NCAA Tournament: Arizona 81, Belmont 64

SALT LAKE CITY — Arizona coach Sean Miller can understand why Belmont was the trendy pick to upset his sixth-seeded Wildcats.

“Their style is such a nightmare,” Miller said of a great backcourt that has the ability to hit the 3 and make a lot of steals.

Instead, the Wildcats proved a major headache for the Bruins and coach Rick Byrd.

Mark Lyons scored 23 points and Arizona used its size to dominate in an 81-64 second-round NCAA tournament victory Thursday night.

“I was more impressed with team I saw tonight than I was scouting them,” Byrd acknowledged afterward. “I thought they were more engaged and focused and I think if they play that way, they can beat a lot of people.”

The Wildcats (26-7) held a 44-18 edge on the boards, outscored Belmont 36-18 in the paint, blocked five shots and outshot the Bruins from 3-point range. Arizona made 9 of 17 3-pointers, including a critical one from Solomon Hill with 4:40 remaining to stop an 11-2 Belmont run, and shot 57 percent overall.

Hill ended up making as many 3s as Ian Clark, who entered the game shooting better than 46 percent for Belmont but was 3 of 8 from beyond the arc.

Credit goes to Nick Johnson and Jordin Mayes, who made Clark earn every one of his 21 points on 8-of-14 shooting. Kerron Johnson led Belmont with 22 points.

“I don’t think it was nerves,” said Clark, who started 1 of 4 from 3-point range while the Bruins were 2 of 13 from beyond the arc in the first half and 8 of 27 overall. “We’ve always talked about being ready, being focused mentally. Shots weren’t falling early. When that happens early and they’re making shots, it’s human nature to get down, team-wise. We tried to pick it back up, but to their credit, they were making shots and their guys were making plays.”

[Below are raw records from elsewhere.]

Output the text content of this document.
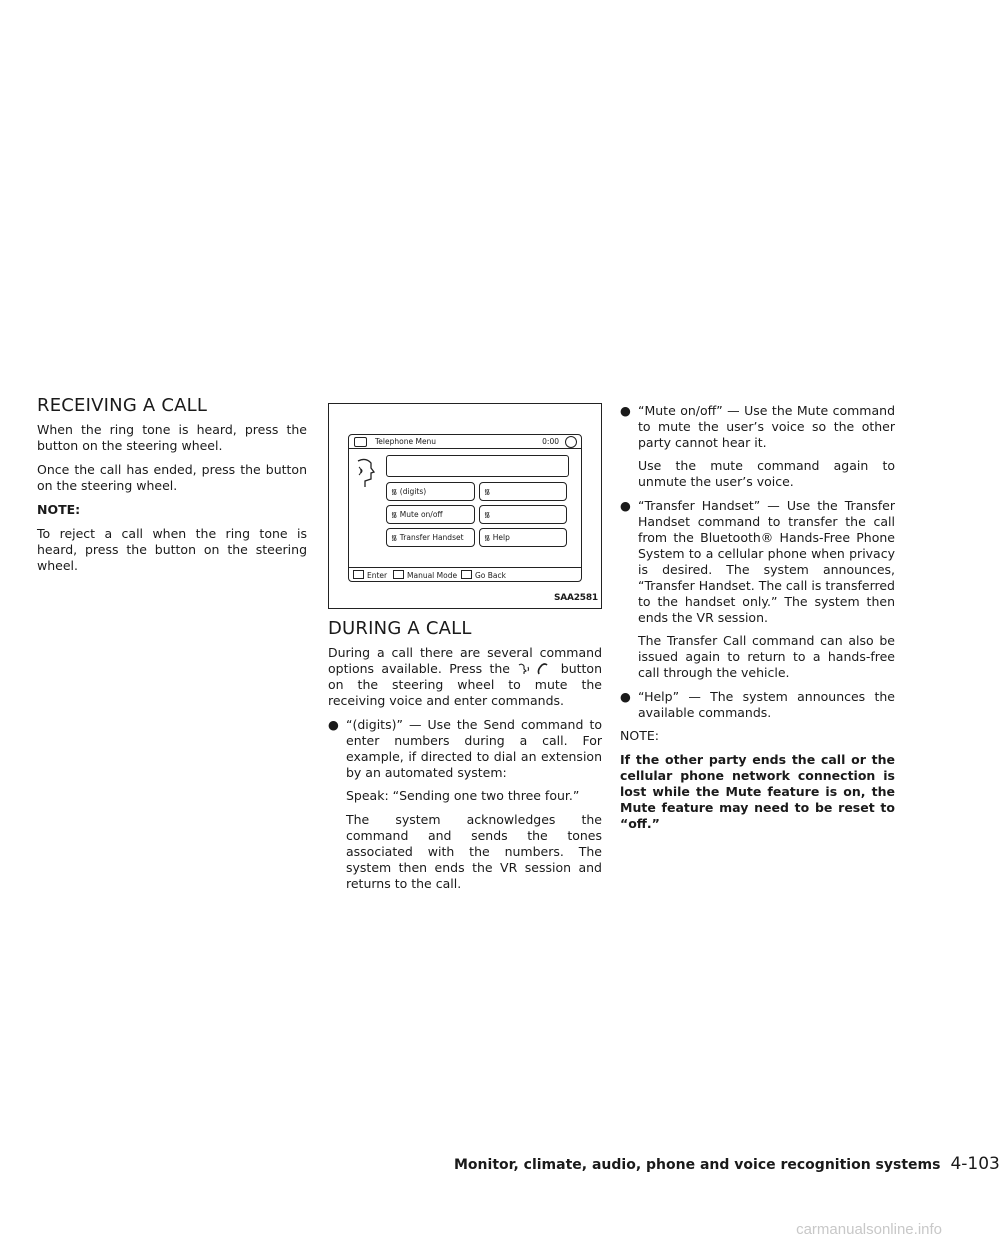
RECEIVING A CALL

When the ring tone is heard, press the button on the steering wheel.

Once the call has ended, press the button on the steering wheel.

NOTE:

To reject a call when the ring tone is heard, press the button on the steering wheel.

Telephone Menu	0:00
᯾ (digits)	᯾
᯾ Mute on/off	᯾
᯾ Transfer Handset	᯾ Help
Enter	Manual Mode	Go Back
SAA2581
DURING A CALL

During a call there are several command options available. Press the	button on the steering wheel to mute the receiving voice and enter commands.

● “(digits)” — Use the Send command to enter numbers during a call. For example, if directed to dial an extension by an automated system:

Speak: “Sending one two three four.”

The system acknowledges the command and sends the tones associated with the numbers. The system then ends the VR session and returns to the call.

● “Mute on/off” — Use the Mute command to mute the user’s voice so the other party cannot hear it.

Use the mute command again to unmute the user’s voice.

● “Transfer Handset” — Use the Transfer Handset command to transfer the call from the Bluetooth® Hands-Free Phone System to a cellular phone when privacy is desired. The system announces, “Transfer Handset. The call is transferred to the handset only.” The system then ends the VR session.

The Transfer Call command can also be issued again to return to a hands-free call through the vehicle.

● “Help” — The system announces the available commands.

NOTE:

If the other party ends the call or the cellular phone network connection is lost while the Mute feature is on, the Mute feature may need to be reset to “off.”

Monitor, climate, audio, phone and voice recognition systems 4-103
carmanualsonline.info
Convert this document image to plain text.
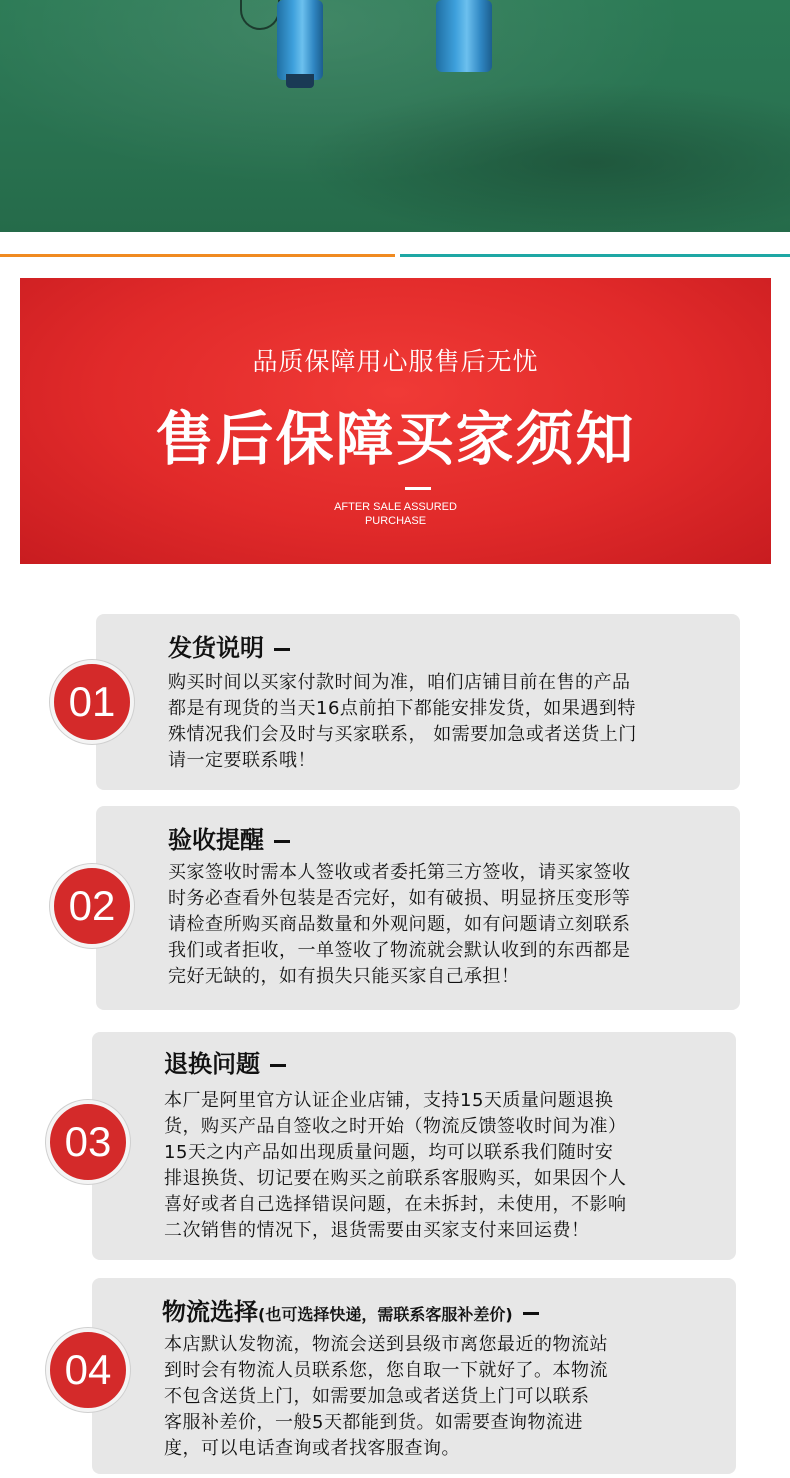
品质保障用心服售后无忧
售后保障买家须知
AFTER SALE ASSURED
PURCHASE
发货说明
购买时间以买家付款时间为准，咱们店铺目前在售的产品
都是有现货的当天16点前拍下都能安排发货，如果遇到特
殊情况我们会及时与买家联系， 如需要加急或者送货上门
请一定要联系哦！
01
验收提醒
买家签收时需本人签收或者委托第三方签收，请买家签收
时务必查看外包装是否完好，如有破损、明显挤压变形等
请检查所购买商品数量和外观问题，如有问题请立刻联系
我们或者拒收，一单签收了物流就会默认收到的东西都是
完好无缺的，如有损失只能买家自己承担！
02
退换问题
本厂是阿里官方认证企业店铺，支持15天质量问题退换
货，购买产品自签收之时开始（物流反馈签收时间为准）
15天之内产品如出现质量问题，均可以联系我们随时安
排退换货、切记要在购买之前联系客服购买，如果因个人
喜好或者自己选择错误问题，在未拆封，未使用，不影响
二次销售的情况下，退货需要由买家支付来回运费！
03
物流选择(也可选择快递，需联系客服补差价)
本店默认发物流，物流会送到县级市离您最近的物流站
到时会有物流人员联系您，您自取一下就好了。本物流
不包含送货上门，如需要加急或者送货上门可以联系
客服补差价，一般5天都能到货。如需要查询物流进
度，可以电话查询或者找客服查询。
04
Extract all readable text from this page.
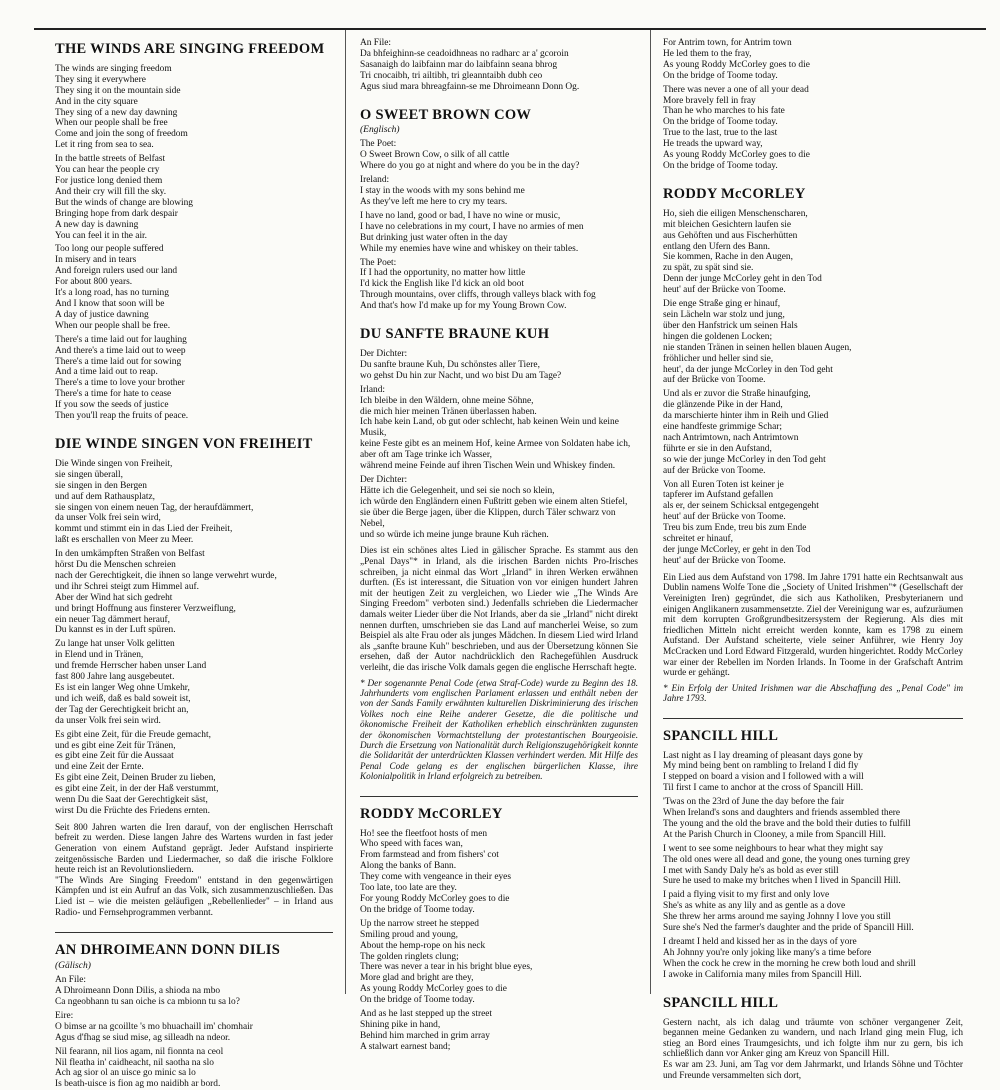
THE WINDS ARE SINGING FREEDOM
The winds are singing freedom
They sing it everywhere
They sing it on the mountain side
And in the city square
They sing of a new day dawning
When our people shall be free
Come and join the song of freedom
Let it ring from sea to sea.
In the battle streets of Belfast
You can hear the people cry
For justice long denied them
And their cry will fill the sky.
But the winds of change are blowing
Bringing hope from dark despair
A new day is dawning
You can feel it in the air.
Too long our people suffered
In misery and in tears
And foreign rulers used our land
For about 800 years.
It's a long road, has no turning
And I know that soon will be
A day of justice dawning
When our people shall be free.
There's a time laid out for laughing
And there's a time laid out to weep
There's a time laid out for sowing
And a time laid out to reap.
There's a time to love your brother
There's a time for hate to cease
If you sow the seeds of justice
Then you'll reap the fruits of peace.
DIE WINDE SINGEN VON FREIHEIT
Die Winde singen von Freiheit,
sie singen überall,
sie singen in den Bergen
und auf dem Rathausplatz,
sie singen von einem neuen Tag, der heraufdämmert,
da unser Volk frei sein wird,
kommt und stimmt ein in das Lied der Freiheit,
laßt es erschallen von Meer zu Meer.
In den umkämpften Straßen von Belfast
hörst Du die Menschen schreien
nach der Gerechtigkeit, die ihnen so lange verwehrt wurde,
und ihr Schrei steigt zum Himmel auf.
Aber der Wind hat sich gedreht
und bringt Hoffnung aus finsterer Verzweiflung,
ein neuer Tag dämmert herauf,
Du kannst es in der Luft spüren.
Zu lange hat unser Volk gelitten
in Elend und in Tränen,
und fremde Herrscher haben unser Land
fast 800 Jahre lang ausgebeutet.
Es ist ein langer Weg ohne Umkehr,
und ich weiß, daß es bald soweit ist,
der Tag der Gerechtigkeit bricht an,
da unser Volk frei sein wird.
Es gibt eine Zeit, für die Freude gemacht,
und es gibt eine Zeit für Tränen,
es gibt eine Zeit für die Aussaat
und eine Zeit der Ernte.
Es gibt eine Zeit, Deinen Bruder zu lieben,
es gibt eine Zeit, in der der Haß verstummt,
wenn Du die Saat der Gerechtigkeit säst,
wirst Du die Früchte des Friedens ernten.
Seit 800 Jahren warten die Iren darauf, von der englischen Herrschaft befreit zu werden. Diese langen Jahre des Wartens wurden in fast jeder Generation von einem Aufstand geprägt. Jeder Aufstand inspirierte zeitgenössische Barden und Liedermacher, so daß die irische Folklore heute reich ist an Revolutionsliedern.
"The Winds Are Singing Freedom" entstand in den gegenwärtigen Kämpfen und ist ein Aufruf an das Volk, sich zusammenzuschließen. Das Lied ist – wie die meisten geläufigen „Rebellenlieder" – in Irland aus Radio- und Fernsehprogrammen verbannt.
AN DHROIMEANN DONN DILIS
(Gälisch)
An File:
A Dhroimeann Donn Dilis, a shioda na mbo
Ca ngeobhann tu san oiche is ca mbionn tu sa lo?
Eire:
O bimse ar na gcoillte 's mo bhuachaill im' chomhair
Agus d'fhag se siud mise, ag silleadh na ndeor.
Nil fearann, nil lios agam, nil fionnta na ceol
Nil fleatha in' caidheacht, nil saotha na slo
Ach ag sior ol an uisce go minic sa lo
Is beath-uisce is fion ag mo naidibh ar bord.
An File:
Da bhfeighinn-se ceadoidhneas no radharc ar a' gcoroin
Sasanaigh do laibfainn mar do laibfainn seana bhrog
Tri cnocaibh, tri ailtibh, tri gleanntaibh dubh ceo
Agus siud mara bhreagfainn-se me Dhroimeann Donn Og.
O SWEET BROWN COW
(Englisch)
The Poet:
O Sweet Brown Cow, o silk of all cattle
Where do you go at night and where do you be in the day?
Ireland:
I stay in the woods with my sons behind me
As they've left me here to cry my tears.
I have no land, good or bad, I have no wine or music,
I have no celebrations in my court, I have no armies of men
But drinking just water often in the day
While my enemies have wine and whiskey on their tables.
The Poet:
If I had the opportunity, no matter how little
I'd kick the English like I'd kick an old boot
Through mountains, over cliffs, through valleys black with fog
And that's how I'd make up for my Young Brown Cow.
DU SANFTE BRAUNE KUH
Der Dichter:
Du sanfte braune Kuh, Du schönstes aller Tiere,
wo gehst Du hin zur Nacht, und wo bist Du am Tage?
Irland:
Ich bleibe in den Wäldern, ohne meine Söhne,
die mich hier meinen Tränen überlassen haben.
Ich habe kein Land, ob gut oder schlecht, hab keinen Wein und keine Musik,
keine Feste gibt es an meinem Hof, keine Armee von Soldaten habe ich,
aber oft am Tage trinke ich Wasser,
während meine Feinde auf ihren Tischen Wein und Whiskey finden.
Der Dichter:
Hätte ich die Gelegenheit, und sei sie noch so klein,
ich würde den Engländern einen Fußtritt geben wie einem alten Stiefel,
sie über die Berge jagen, über die Klippen, durch Täler schwarz von Nebel,
und so würde ich meine junge braune Kuh rächen.
Dies ist ein schönes altes Lied in gälischer Sprache. Es stammt aus den „Penal Days"* in Irland, als die irischen Barden nichts Pro-Irisches schreiben, ja nicht einmal das Wort „Irland" in ihren Werken erwähnen durften. (Es ist interessant, die Situation von vor einigen hundert Jahren mit der heutigen Zeit zu vergleichen, wo Lieder wie „The Winds Are Singing Freedom" verboten sind.) Jedenfalls schrieben die Liedermacher damals weiter Lieder über die Not Irlands, aber da sie „Irland" nicht direkt nennen durften, umschrieben sie das Land auf mancherlei Weise, so zum Beispiel als alte Frau oder als junges Mädchen. In diesem Lied wird Irland als „sanfte braune Kuh" beschrieben, und aus der Übersetzung können Sie ersehen, daß der Autor nachdrücklich den Rachegefühlen Ausdruck verleiht, die das irische Volk damals gegen die englische Herrschaft hegte.
* Der sogenannte Penal Code (etwa Straf-Code) wurde zu Beginn des 18. Jahrhunderts vom englischen Parlament erlassen und enthält neben der von der Sands Family erwähnten kulturellen Diskriminierung des irischen Volkes noch eine Reihe anderer Gesetze, die die politische und ökonomische Freiheit der Katholiken erheblich einschränkten zugunsten der ökonomischen Vormachtstellung der protestantischen Bourgeoisie. Durch die Ersetzung von Nationalität durch Religionszugehörigkeit konnte die Solidarität der unterdrückten Klassen verhindert werden. Mit Hilfe des Penal Code gelang es der englischen bürgerlichen Klasse, ihre Kolonialpolitik in Irland erfolgreich zu betreiben.
RODDY McCORLEY
Ho! see the fleetfoot hosts of men
Who speed with faces wan,
From farmstead and from fishers' cot
Along the banks of Bann.
They come with vengeance in their eyes
Too late, too late are they.
For young Roddy McCorley goes to die
On the bridge of Toome today.
Up the narrow street he stepped
Smiling proud and young,
About the hemp-rope on his neck
The golden ringlets clung;
There was never a tear in his bright blue eyes,
More glad and bright are they,
As young Roddy McCorley goes to die
On the bridge of Toome today.
And as he last stepped up the street
Shining pike in hand,
Behind him marched in grim array
A stalwart earnest band;
For Antrim town, for Antrim town
He led them to the fray,
As young Roddy McCorley goes to die
On the bridge of Toome today.
There was never a one of all your dead
More bravely fell in fray
Than he who marches to his fate
On the bridge of Toome today.
True to the last, true to the last
He treads the upward way,
As young Roddy McCorley goes to die
On the bridge of Toome today.
RODDY McCORLEY
Ho, sieh die eiligen Menschenscharen,
mit bleichen Gesichtern laufen sie
aus Gehöften und aus Fischerhütten
entlang den Ufern des Bann.
Sie kommen, Rache in den Augen,
zu spät, zu spät sind sie.
Denn der junge McCorley geht in den Tod
heut' auf der Brücke von Toome.
Die enge Straße ging er hinauf,
sein Lächeln war stolz und jung,
über den Hanfstrick um seinen Hals
hingen die goldenen Locken;
nie standen Tränen in seinen hellen blauen Augen,
fröhlicher und heller sind sie,
heut', da der junge McCorley in den Tod geht
auf der Brücke von Toome.
Und als er zuvor die Straße hinaufging,
die glänzende Pike in der Hand,
da marschierte hinter ihm in Reih und Glied
eine handfeste grimmige Schar;
nach Antrimtown, nach Antrimtown
führte er sie in den Aufstand,
so wie der junge McCorley in den Tod geht
auf der Brücke von Toome.
Von all Euren Toten ist keiner je
tapferer im Aufstand gefallen
als er, der seinem Schicksal entgegengeht
heut' auf der Brücke von Toome.
Treu bis zum Ende, treu bis zum Ende
schreitet er hinauf,
der junge McCorley, er geht in den Tod
heut' auf der Brücke von Toome.
Ein Lied aus dem Aufstand von 1798. Im Jahre 1791 hatte ein Rechtsanwalt aus Dublin namens Wolfe Tone die „Society of United Irishmen"* (Gesellschaft der Vereinigten Iren) gegründet, die sich aus Katholiken, Presbyterianern und einigen Anglikanern zusammensetzte. Ziel der Vereinigung war es, aufzuräumen mit dem korrupten Großgrundbesitzersystem der Regierung. Als dies mit friedlichen Mitteln nicht erreicht werden konnte, kam es 1798 zu einem Aufstand. Der Aufstand scheiterte, viele seiner Anführer, wie Henry Joy McCracken und Lord Edward Fitzgerald, wurden hingerichtet. Roddy McCorley war einer der Rebellen im Norden Irlands. In Toome in der Grafschaft Antrim wurde er gehängt.
* Ein Erfolg der United Irishmen war die Abschaffung des „Penal Code" im Jahre 1793.
SPANCILL HILL
Last night as I lay dreaming of pleasant days gone by
My mind being bent on rambling to Ireland I did fly
I stepped on board a vision and I followed with a will
Til first I came to anchor at the cross of Spancill Hill.
'Twas on the 23rd of June the day before the fair
When Ireland's sons and daughters and friends assembled there
The young and the old the brave and the bold their duties to fulfill
At the Parish Church in Clooney, a mile from Spancill Hill.
I went to see some neighbours to hear what they might say
The old ones were all dead and gone, the young ones turning grey
I met with Sandy Daly he's as bold as ever still
Sure he used to make my britches when I lived in Spancill Hill.
I paid a flying visit to my first and only love
She's as white as any lily and as gentle as a dove
She threw her arms around me saying Johnny I love you still
Sure she's Ned the farmer's daughter and the pride of Spancill Hill.
I dreamt I held and kissed her as in the days of yore
Ah Johnny you're only joking like many's a time before
When the cock he crew in the morning he crew both loud and shrill
I awoke in California many miles from Spancill Hill.
SPANCILL HILL
Gestern nacht, als ich dalag und träumte von schöner vergangener Zeit, begannen meine Gedanken zu wandern, und nach Irland ging mein Flug, ich stieg an Bord eines Traumgesichts, und ich folgte ihm nur zu gern, bis ich schließlich dann vor Anker ging am Kreuz von Spancill Hill.
Es war am 23. Juni, am Tag vor dem Jahrmarkt, und Irlands Söhne und Töchter und Freunde versammelten sich dort,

While Clark’s numbers were off-the-charts before the game, Arizona’s rebounding edge was head-turning.

Miller isn’t sure he’s seen Arizona dominate so thoroughly in that category, with Kaleb Tarczewski and Kevin Parrom grabbing eight boards apiece, Brandon Ashley hauling in seven and Grant Jarrett six.

“The one thing about our team that’s deceptive is we’re bigger and more physical than we get credit for,” Miller said. “Kaleb Tarczewski has developed. He’s not the same player in March as he once was. And we’re physical on the wings with Solomon Hill and Kevin Parrom. Those guys not only are 6-6 but they are physical strong (seniors).”

Add in 6-foot-10 freshman Jarrett and 6-8 freshman Ashley, and the Wildcats are a load.

“The key for us is to utilize that length where we have an advantage rebounding and defensively on offense where we can get in and around the rim tonight and get fouls and score,” Miller said.

Byrd, meanwhile, took some of the blame for not being able to adjust.

He said he expected Tarczewski (5 of 5 for 12 points) to struggle going back to cover a 3-point shooter such as Trevor Noack after helping on a ball screen. But Miller chose not to make Tarczewski do that.

“Instead he guarded Blake (Jenkins) and then we really couldn’t get the offense that I thought we could,” Byrd said. “It took me too darn long to find something that would work.”

Nothing seemingly worked on senior guard Lyons, who drove the lane, hit 3s, and put an exclamation point on his night with a put-back dunk that gave Arizona an 80-64 lead with 1:22 left.

“I think Belmont’s strategy was to pressure our perimeter, probably to prevent us from throwing it inside and they really got extended,” Miller said. “We tried to put Mark in position to use the ball screen with the court wide open and he took advantage of it.”

Arizona led by as many as 21 points, 64-43, with 7:45 remaining before Belmont went on a 10-0 run, capped by back-to-back 3-pointers by Clark and J.J. Mann. The 3s came just seven seconds apart as Mann stole the inbounds pass.

But Parrom (12 points) countered with a driving layup and Hill hit another 3-pointer —Arizona’s eighth — to bump the Wildcats’ lead back to 15 points, 69-54, with 4:29 left.

The breakthrough so many thought would happen for Belmont didn’t, and the Bruins (26-7) fell to 0-6 in tourney games.

Arizona moves on to face the winner of the New Mexico-Harvard game.

Miller wouldn’t call it a sense of relief.

“We have high expectations and when you’re ranked from start to finish like we’ve been and sometimes you lose games, people on the outside can get down on you,” Miller said. “Some of the best teams in Arizona’s history got hot right now. … But going from the second round to the Sweet 16 is a whole new level. It’s much more difficult.”